Very few days went by that I didn't call my mom crying. I deleted my facebook. I turned off my phone. I literally wasn't sure that I was going to survive until Spring Break. I'm not sure what I thought was going to happen, but I didn't think I was going to make it.
Y'all. I'm not exaggerating. I was a total shipwreck. Not the pretty ones where the ship gently runs aground in beautiful blue-green water then sinks slowly, giving the sailors enough time to play and do rope swing flips into the water while waiting for a rescue ship.
I was this kind of shipwreck. Dark. Dirty. Messy. Scary. With no rescue boat.
I'm not exaggerating. I'm trying to accurately describe to you how broken I was. If I don't describe how utterly "without a paddle" I was, I can't tell you where I am now.
So I've set the stage. I was broken.
Even though I felt like there was no rescue ship. Even though I felt like I was without a paddle. Even thought I felt like I was on a roller coaster and forgot to pull that weird bar down over my head to hold me in.... I wasn't. I KNEW I wasn't, and that was the only thing that kept me hanging on. Even in my dark shipwreck I looked toward that weird scary, orange light and prayed for a rescue boat.

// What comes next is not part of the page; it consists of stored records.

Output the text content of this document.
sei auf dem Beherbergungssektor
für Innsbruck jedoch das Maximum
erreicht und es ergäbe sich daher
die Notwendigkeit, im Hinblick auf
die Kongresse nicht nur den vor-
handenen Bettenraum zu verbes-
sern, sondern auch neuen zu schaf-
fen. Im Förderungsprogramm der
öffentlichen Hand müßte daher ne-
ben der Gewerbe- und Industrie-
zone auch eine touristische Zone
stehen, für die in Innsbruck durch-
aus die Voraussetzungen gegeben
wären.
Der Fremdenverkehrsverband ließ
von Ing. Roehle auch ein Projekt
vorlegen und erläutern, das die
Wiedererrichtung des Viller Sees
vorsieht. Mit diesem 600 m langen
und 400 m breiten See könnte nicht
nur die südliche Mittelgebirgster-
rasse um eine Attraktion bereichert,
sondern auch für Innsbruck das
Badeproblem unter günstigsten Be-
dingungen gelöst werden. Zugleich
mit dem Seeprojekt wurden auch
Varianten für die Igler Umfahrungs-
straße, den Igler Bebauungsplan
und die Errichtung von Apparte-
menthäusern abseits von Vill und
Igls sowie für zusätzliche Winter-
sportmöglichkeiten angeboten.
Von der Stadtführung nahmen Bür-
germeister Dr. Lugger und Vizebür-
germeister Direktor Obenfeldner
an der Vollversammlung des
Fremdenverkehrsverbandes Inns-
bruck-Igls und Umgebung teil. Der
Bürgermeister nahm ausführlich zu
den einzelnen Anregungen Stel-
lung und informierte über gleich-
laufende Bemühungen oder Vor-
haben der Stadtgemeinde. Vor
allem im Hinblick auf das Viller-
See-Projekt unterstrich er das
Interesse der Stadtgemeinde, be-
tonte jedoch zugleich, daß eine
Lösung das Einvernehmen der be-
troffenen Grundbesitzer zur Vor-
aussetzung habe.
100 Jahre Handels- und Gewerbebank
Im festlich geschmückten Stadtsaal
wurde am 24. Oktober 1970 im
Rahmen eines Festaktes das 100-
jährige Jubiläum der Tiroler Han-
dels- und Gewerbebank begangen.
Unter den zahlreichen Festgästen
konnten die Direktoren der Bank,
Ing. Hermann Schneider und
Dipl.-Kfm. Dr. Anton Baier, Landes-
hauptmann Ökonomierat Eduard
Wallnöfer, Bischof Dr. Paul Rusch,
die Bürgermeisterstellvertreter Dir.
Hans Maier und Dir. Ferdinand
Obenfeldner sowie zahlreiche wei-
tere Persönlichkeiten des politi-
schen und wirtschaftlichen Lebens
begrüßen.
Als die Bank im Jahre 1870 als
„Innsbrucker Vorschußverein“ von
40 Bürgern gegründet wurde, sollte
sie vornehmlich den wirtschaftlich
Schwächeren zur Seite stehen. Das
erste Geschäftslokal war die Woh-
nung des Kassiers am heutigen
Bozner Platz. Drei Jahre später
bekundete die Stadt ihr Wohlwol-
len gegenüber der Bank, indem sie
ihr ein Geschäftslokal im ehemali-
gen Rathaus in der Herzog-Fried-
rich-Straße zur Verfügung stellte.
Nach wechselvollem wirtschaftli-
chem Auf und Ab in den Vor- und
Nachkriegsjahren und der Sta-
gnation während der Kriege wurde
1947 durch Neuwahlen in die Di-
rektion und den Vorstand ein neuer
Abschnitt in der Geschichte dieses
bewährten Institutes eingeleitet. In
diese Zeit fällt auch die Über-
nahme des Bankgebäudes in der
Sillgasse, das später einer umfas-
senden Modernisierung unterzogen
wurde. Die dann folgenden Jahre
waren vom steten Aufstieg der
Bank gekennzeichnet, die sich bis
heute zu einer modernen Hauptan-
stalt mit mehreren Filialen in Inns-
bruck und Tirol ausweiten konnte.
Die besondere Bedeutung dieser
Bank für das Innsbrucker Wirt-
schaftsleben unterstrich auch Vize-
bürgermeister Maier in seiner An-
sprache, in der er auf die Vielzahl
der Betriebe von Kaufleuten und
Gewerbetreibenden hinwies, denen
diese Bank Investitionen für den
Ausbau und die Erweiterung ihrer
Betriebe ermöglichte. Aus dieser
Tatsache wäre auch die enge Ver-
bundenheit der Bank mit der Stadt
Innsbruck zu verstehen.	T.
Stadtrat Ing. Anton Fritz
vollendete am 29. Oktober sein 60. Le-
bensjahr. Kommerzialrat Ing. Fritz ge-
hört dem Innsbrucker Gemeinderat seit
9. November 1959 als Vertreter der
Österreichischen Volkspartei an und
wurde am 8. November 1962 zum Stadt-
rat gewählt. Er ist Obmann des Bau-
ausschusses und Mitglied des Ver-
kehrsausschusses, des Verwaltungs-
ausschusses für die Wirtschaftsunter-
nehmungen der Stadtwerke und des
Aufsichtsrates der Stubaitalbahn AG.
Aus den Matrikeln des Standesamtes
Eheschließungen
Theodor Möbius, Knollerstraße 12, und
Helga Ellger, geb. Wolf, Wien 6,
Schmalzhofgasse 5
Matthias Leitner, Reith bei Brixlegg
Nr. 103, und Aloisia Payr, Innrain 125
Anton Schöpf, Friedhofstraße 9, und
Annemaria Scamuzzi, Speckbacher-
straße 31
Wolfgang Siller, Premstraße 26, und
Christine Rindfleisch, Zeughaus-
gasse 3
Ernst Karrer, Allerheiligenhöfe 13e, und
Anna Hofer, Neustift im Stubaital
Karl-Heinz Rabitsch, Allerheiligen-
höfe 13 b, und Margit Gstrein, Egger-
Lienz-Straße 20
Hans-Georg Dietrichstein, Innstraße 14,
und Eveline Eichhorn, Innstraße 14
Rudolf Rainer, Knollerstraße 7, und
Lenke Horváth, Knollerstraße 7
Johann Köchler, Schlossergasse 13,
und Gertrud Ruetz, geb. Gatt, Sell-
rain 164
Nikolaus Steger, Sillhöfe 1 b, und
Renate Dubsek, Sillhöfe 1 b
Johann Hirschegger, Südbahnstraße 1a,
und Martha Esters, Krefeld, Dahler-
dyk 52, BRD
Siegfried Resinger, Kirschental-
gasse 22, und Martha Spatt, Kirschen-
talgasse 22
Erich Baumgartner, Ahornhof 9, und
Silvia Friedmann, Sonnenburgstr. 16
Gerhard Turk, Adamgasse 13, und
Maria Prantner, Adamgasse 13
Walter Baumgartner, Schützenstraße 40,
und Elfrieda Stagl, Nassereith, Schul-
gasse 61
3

That rescue boat came. Not like a Coast Guard helicopter that lifted me right out of there. This was a little paddle boat that took a long time to arrive. I tread water for long time. And talked a LOT with my captain. And rescue came.
This summer God did some incredible healing in my heart. I know I'll never be "good as new", but I don't want to be!
I'm stronger with the mending.
When I was in Haiti. When the earth was shaking with aftershocks and I read aloud and quoted verses about God being my strong tower, my refuge, and my rock. That was comforting. When I was broken and I read about how Christ is the healer, that was encouraging. But I was still broken. When God showed up to that shipwreck and pulled me out and became my rock, my stronghold, my shelter, and my healer... that was life changing.
This summer was a slow healing process. I didn't wake up one morning and think..."WOW! I'm better!" But I did gradually wake up with more joy, with less nightmares, and with more peace.
This past Sunday was 8 months since the earthquake. It gets a little easier each month. This month, at church I cried. A lot! But they weren't sad tears. It was tears of joy and thankfulness.
I'm thankful that I was in Haiti when the earthquake struck. I'm thankful that God rescued me. I'm thankful for the healing He's done and will continue to do. I can't believe how in love with Jesus I am. When God proves Himself it really makes you love Him! Too bad it took me getting all smashed up to get to this point.
What's neat is that I realized that earthquake or no earthquake, I was a shipwreck. That helicopter rescue boat had already saved me once when I accepted Christ's gift of forgiveness all those years ago!
We sang "A mighty Fortress" at church. Its really basically the words I have been telling myself and praying for the past 8 months. I love these songs.
A mighty fortress is our God.
A sacred refuge is Your name.
Your Kingdom is unshakable.
With you forever we will reign.
Praise the Father
Praise the Son
Praise the Spirit, Three in one.
Clothed in Power and in grace.
The name above all other names.
My heart has been healed. Sometimes there is a need for a new heart of flesh to be placed within me. Sometimes that new heart of flesh requires my heart of stone to be broken... And I'm ok with that.